U.S. West Texas Intermediate (WTI) crude futures rose $4.55, or 5%, to $96.14 a barrel, after hitting a high of $99.10 early in the day. WTI climbed as high as $100.54 last week.
“The moves by the US and Europe to remove some Russian banks from the SWIFT system have raised fears of a near-term supply disruption,” said Daniel Hynes, commodities strategist at ANZ.
“The supply risk is the greatest we’ve seen in some time and it comes in a tight market,” he said.
Putin upped the ante on Sunday, ordering Russia’s ‘deterrent forces’ – which use nuclear weapons – to go on high alert, citing aggressive statements from NATO leaders and the range of economic sanctions imposed on Russia by the West.

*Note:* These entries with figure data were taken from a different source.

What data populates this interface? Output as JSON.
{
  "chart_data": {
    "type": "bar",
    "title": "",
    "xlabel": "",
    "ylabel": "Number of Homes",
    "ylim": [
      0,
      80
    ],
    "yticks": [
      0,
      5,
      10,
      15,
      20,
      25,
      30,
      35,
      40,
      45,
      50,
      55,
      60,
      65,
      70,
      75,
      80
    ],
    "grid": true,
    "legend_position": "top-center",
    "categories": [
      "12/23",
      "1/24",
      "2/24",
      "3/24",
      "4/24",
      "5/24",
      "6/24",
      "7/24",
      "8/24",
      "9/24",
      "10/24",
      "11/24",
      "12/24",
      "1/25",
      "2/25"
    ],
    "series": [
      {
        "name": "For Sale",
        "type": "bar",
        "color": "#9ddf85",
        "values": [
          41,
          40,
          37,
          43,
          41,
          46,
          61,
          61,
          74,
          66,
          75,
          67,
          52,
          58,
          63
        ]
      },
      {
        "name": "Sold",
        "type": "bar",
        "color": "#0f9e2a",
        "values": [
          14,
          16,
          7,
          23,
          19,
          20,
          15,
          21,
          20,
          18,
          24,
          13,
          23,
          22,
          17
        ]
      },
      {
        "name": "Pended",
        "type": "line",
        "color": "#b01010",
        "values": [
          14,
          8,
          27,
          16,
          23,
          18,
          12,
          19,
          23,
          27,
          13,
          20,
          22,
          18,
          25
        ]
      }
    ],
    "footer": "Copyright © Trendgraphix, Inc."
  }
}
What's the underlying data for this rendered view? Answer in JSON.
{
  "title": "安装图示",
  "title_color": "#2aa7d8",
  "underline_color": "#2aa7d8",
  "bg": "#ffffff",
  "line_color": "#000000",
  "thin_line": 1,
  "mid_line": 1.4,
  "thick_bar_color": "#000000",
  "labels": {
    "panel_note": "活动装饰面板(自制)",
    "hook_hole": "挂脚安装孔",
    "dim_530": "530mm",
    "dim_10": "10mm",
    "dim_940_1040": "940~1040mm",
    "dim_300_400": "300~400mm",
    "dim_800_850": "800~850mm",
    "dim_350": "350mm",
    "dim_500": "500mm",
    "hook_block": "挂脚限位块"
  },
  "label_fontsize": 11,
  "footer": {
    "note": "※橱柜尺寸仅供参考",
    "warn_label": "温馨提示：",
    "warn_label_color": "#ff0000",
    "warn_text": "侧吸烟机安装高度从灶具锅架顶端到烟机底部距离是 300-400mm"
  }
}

Russia calls its actions in Ukraine a “special operation”.
“President Putin’s decision to put Russian nuclear forces on high alert is a clear and worrying escalation that can only support oil prices,” said Stephen Brennock of oil broker PVM.
The escalation of the war came days before the March 2 meeting of the Organization of the Petroleum Exporting Countries (OPEC), Russia and its allies, collectively called OPEC+. The group is expected to stick to its plans of adding 400,000 barrels per day (bpd) of supply in April.
Ahead of the meeting, OPEC+ revised down its 2022 oil market surplus forecast by around 200,000 bpd to 1.1 million bpd, according to a technical committee report reviewed by Reuters on Sunday.
Further underscoring how tight the market is, the data also showed inventories in the developed world fell to 62 million barrels below the 2015-2019 average by the end of the year.
A separate report showed that OPEC+ in January produced 972,000 bpd below their agreed targets.
“With the market so tight, with OPEC producers also struggling to ramp up production, any Russian supply issues would be felt quite significantly across the broader market,” ANZ’s Hynes said.